Lean Cuisine is ending its Delicious Rewards loyalty program. Thank God!
I had been an early adopter of this program. The rewards program started just when I thought I'd try another diet, and if you ate 20 of these frozen meals in 3 months, you got a free lunch bag. It was also at the same time that I was obsessed with free mail-in offers. With 5 meals a week at work, I managed rater easily to collect two free lunch bags, and instead of going from brand to brand to brand, I stuck by lean cuisines, leading to some epic skills in microwaving cardboard pizzas and faux paninis. In the darkest days, when the husband was out of country, I would seriously eat 3 per day, rationalizing this as being more efficient than cooking for myself.

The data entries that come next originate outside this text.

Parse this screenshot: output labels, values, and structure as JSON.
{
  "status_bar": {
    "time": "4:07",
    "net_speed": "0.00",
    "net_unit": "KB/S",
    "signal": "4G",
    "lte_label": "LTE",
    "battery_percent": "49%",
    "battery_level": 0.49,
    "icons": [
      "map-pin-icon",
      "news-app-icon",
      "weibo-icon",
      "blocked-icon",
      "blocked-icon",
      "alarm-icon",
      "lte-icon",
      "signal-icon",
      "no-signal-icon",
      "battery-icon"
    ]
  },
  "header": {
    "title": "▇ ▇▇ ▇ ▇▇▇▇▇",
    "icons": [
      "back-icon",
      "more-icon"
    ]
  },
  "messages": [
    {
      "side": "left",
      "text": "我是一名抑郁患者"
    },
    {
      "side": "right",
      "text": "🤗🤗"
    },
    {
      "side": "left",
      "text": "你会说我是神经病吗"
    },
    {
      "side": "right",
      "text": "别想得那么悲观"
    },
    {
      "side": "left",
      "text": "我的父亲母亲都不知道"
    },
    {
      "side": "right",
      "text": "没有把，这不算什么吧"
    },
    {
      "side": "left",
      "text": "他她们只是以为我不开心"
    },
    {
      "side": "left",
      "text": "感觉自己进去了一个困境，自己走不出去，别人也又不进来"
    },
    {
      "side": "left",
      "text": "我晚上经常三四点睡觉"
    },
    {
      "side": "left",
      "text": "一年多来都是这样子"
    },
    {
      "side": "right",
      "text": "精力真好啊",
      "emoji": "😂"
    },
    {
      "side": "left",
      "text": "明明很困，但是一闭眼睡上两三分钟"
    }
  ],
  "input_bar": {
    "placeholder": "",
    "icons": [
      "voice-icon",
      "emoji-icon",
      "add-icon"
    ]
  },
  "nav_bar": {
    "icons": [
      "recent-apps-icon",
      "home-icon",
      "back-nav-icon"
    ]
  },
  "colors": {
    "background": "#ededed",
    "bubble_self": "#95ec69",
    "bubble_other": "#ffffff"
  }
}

But, sometime in grad school, I realized that this was probably not the healthiest way to feed myself. Mainly, these are not full meals, and being starving immediately afterwards led to more snacking than if I just would have made myself a real lunch. But, you know... points.
Being addicted to the points, I kept buying these meals. Even after the price increase that made it impossible to find the actual tasty ones on sale for $2 each, I still bought the unsatisfyingly bland and meager "simple favorites" collection ones that were comprised of 4 bites of paste-y pasta. And, it wasn't as if the rewards catalog had anything in it that was worth redeeming these points for.
So, I'm buying food I don't like to accumulate points that I didn't redeem for anything. On occasion, they actually would have the Amazon gift card in stock (which did help buy some textbooks in grad school), but poor quality ugly kitchen ware should not be driving my behavior. But, somehow it did.
Looking forward to the end of this program in order to restore some sanity to my lunch experience. Now, to remember how to make a sandwich again.